I see that as fully compatible with psychology's investigation of psychic phenomena as objective rather than subjective. That is, a psychologist can never fully trust a belief or intuition, but must always keep asking, "But why did his or her or my mind construct that image/idea/feeling in that particular way?" There are no "truths" among psychic phenomena, only representations with logical structures. The psychologist and the small-g gnostic sacrifice the comfort of "truths" in the pursuit of knowing . . . which interestingly is a lot like a spiritual discipline or faith. The gnostic is always pursuing the object/other in order both to know it and to allow it to be autonomous, to be what it naturally is, not to usurp it. This becomes an ethical stance, perhaps a focused version of scientific ethics in research methodology.
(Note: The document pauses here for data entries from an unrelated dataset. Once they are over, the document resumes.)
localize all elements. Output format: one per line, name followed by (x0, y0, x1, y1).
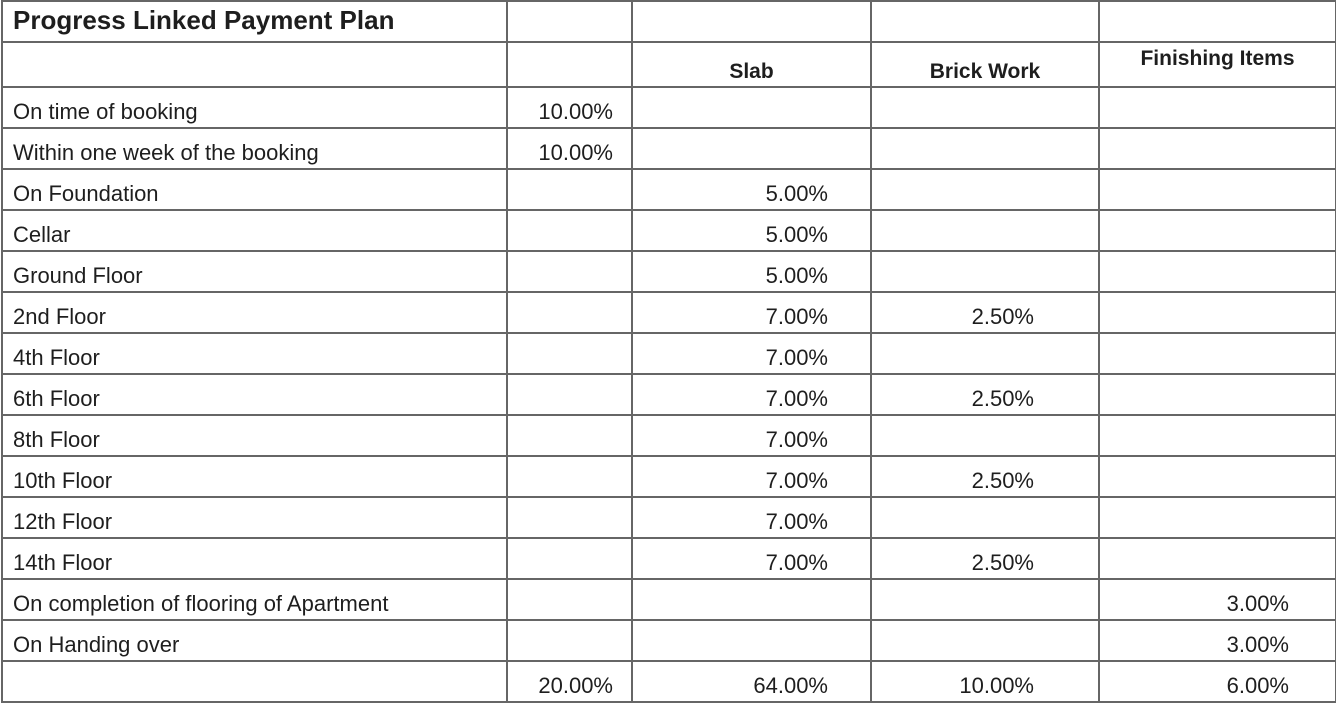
table-cell (1098, 127, 1336, 170)
table-cell: 8th Floor (1, 414, 508, 457)
table-cell: 64.00% (631, 660, 872, 703)
table-cell (870, 414, 1100, 457)
table-cell (870, 332, 1100, 375)
table-cell (1, 660, 508, 703)
table-cell: 10.00% (506, 127, 633, 170)
table-row: Within one week of the booking 10.00% (1, 127, 1336, 170)
table-row: 4th Floor 7.00% (1, 332, 1336, 375)
table-cell (870, 86, 1100, 129)
table-cell: 10th Floor (1, 455, 508, 498)
table-cell: On Handing over (1, 619, 508, 662)
table-cell (870, 619, 1100, 662)
table-cell (506, 291, 633, 334)
table-cell: On time of booking (1, 86, 508, 129)
table-cell (870, 250, 1100, 293)
table-cell (1098, 250, 1336, 293)
table-row: 12th Floor 7.00% (1, 496, 1336, 539)
table-cell: 6.00% (1098, 660, 1336, 703)
table-cell: 2.50% (870, 455, 1100, 498)
header-finishing-items: Finishing Items (1098, 41, 1336, 88)
table-row: On time of booking 10.00% (1, 86, 1336, 129)
table-cell: On completion of flooring of Apartment (1, 578, 508, 621)
table-cell (870, 209, 1100, 252)
table-cell: 3.00% (1098, 578, 1336, 621)
table-cell (631, 86, 872, 129)
table-cell: 10.00% (506, 86, 633, 129)
table-cell (870, 127, 1100, 170)
table-cell (1098, 168, 1336, 211)
table-cell (1098, 209, 1336, 252)
table-cell (506, 250, 633, 293)
table-cell (870, 168, 1100, 211)
table-cell (1098, 496, 1336, 539)
header-slab: Slab (631, 41, 872, 88)
table-cell: On Foundation (1, 168, 508, 211)
table-cell: 7.00% (631, 455, 872, 498)
totals-row: 20.00% 64.00% 10.00% 6.00% (1, 660, 1336, 703)
table-cell (506, 168, 633, 211)
table-cell: 3.00% (1098, 619, 1336, 662)
table-cell: 7.00% (631, 332, 872, 375)
table-cell (1098, 86, 1336, 129)
table-cell (506, 537, 633, 580)
table-row: On Handing over 3.00% (1, 619, 1336, 662)
table-cell: 10.00% (870, 660, 1100, 703)
table-cell: 7.00% (631, 414, 872, 457)
table-cell (1098, 332, 1336, 375)
table-cell (506, 209, 633, 252)
table-cell (631, 127, 872, 170)
table-cell (1098, 455, 1336, 498)
table-cell: Within one week of the booking (1, 127, 508, 170)
table-row: 14th Floor 7.00% 2.50% (1, 537, 1336, 580)
table-cell: 7.00% (631, 496, 872, 539)
table-cell (870, 578, 1100, 621)
table-row: On completion of flooring of Apartment 3.… (1, 578, 1336, 621)
table-cell (506, 455, 633, 498)
table-row: On Foundation 5.00% (1, 168, 1336, 211)
table-cell: 2.50% (870, 373, 1100, 416)
table-cell: 5.00% (631, 250, 872, 293)
table-cell: 2.50% (870, 537, 1100, 580)
table-row: Cellar 5.00% (1, 209, 1336, 252)
table-cell (1098, 537, 1336, 580)
table-cell (1098, 291, 1336, 334)
table-cell: 2nd Floor (1, 291, 508, 334)
table-cell (506, 578, 633, 621)
header-row: Slab Brick Work Finishing Items (1, 41, 1336, 88)
table-cell (1098, 414, 1336, 457)
table-cell: 20.00% (506, 660, 633, 703)
table-cell (506, 373, 633, 416)
table-cell: 7.00% (631, 537, 872, 580)
table-cell (506, 496, 633, 539)
table-cell (1098, 373, 1336, 416)
table-cell (506, 414, 633, 457)
table-row: 8th Floor 7.00% (1, 414, 1336, 457)
title-row: Progress Linked Payment Plan (1, 0, 1336, 43)
table-cell (631, 619, 872, 662)
table-cell (870, 496, 1100, 539)
table-cell: 12th Floor (1, 496, 508, 539)
header-brick-work: Brick Work (870, 41, 1100, 88)
table-cell: Ground Floor (1, 250, 508, 293)
table-cell (506, 332, 633, 375)
table-cell: 6th Floor (1, 373, 508, 416)
table-cell: 7.00% (631, 373, 872, 416)
table-cell: 14th Floor (1, 537, 508, 580)
table-title: Progress Linked Payment Plan (1, 0, 508, 43)
table-cell: 7.00% (631, 291, 872, 334)
table-row: 10th Floor 7.00% 2.50% (1, 455, 1336, 498)
table-cell: Cellar (1, 209, 508, 252)
table-cell: 2.50% (870, 291, 1100, 334)
table-cell: 5.00% (631, 168, 872, 211)
table-row: 6th Floor 7.00% 2.50% (1, 373, 1336, 416)
table-row: 2nd Floor 7.00% 2.50% (1, 291, 1336, 334)
table-cell (506, 619, 633, 662)
table-cell: 5.00% (631, 209, 872, 252)
table-row: Ground Floor 5.00% (1, 250, 1336, 293)
table-cell: 4th Floor (1, 332, 508, 375)
table-cell (631, 578, 872, 621)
The gnostic doesn't have to sacrifice the valuation of the object/other. That valuation has only to be recognized as a psychic phenomenon itself. Value is attributed; it is a relational and subjective quality, not an inherent and objective one. It is essential to the relationship with the object/other, but not to the object/other itself. In other words, we could say that one's faith is not essential to God itself, but it is essential to one's relationship with God as a medium of valuation. But where faith becomes more about the believer's needs than the object, it can actually impair the valuation of object. That, in a very small nutshell, is why I am an atheist. I have found belief (at least in my case) to stand in the way of the valuation of what many would call God. So belief for me was a sacrifice made in the name of my "faith" or insistence that the valuation of the object/other was the most important thing to pursue (as opposed to, say, my identity as a believer or any sense that my identity was "saved" or protected by my beliefs).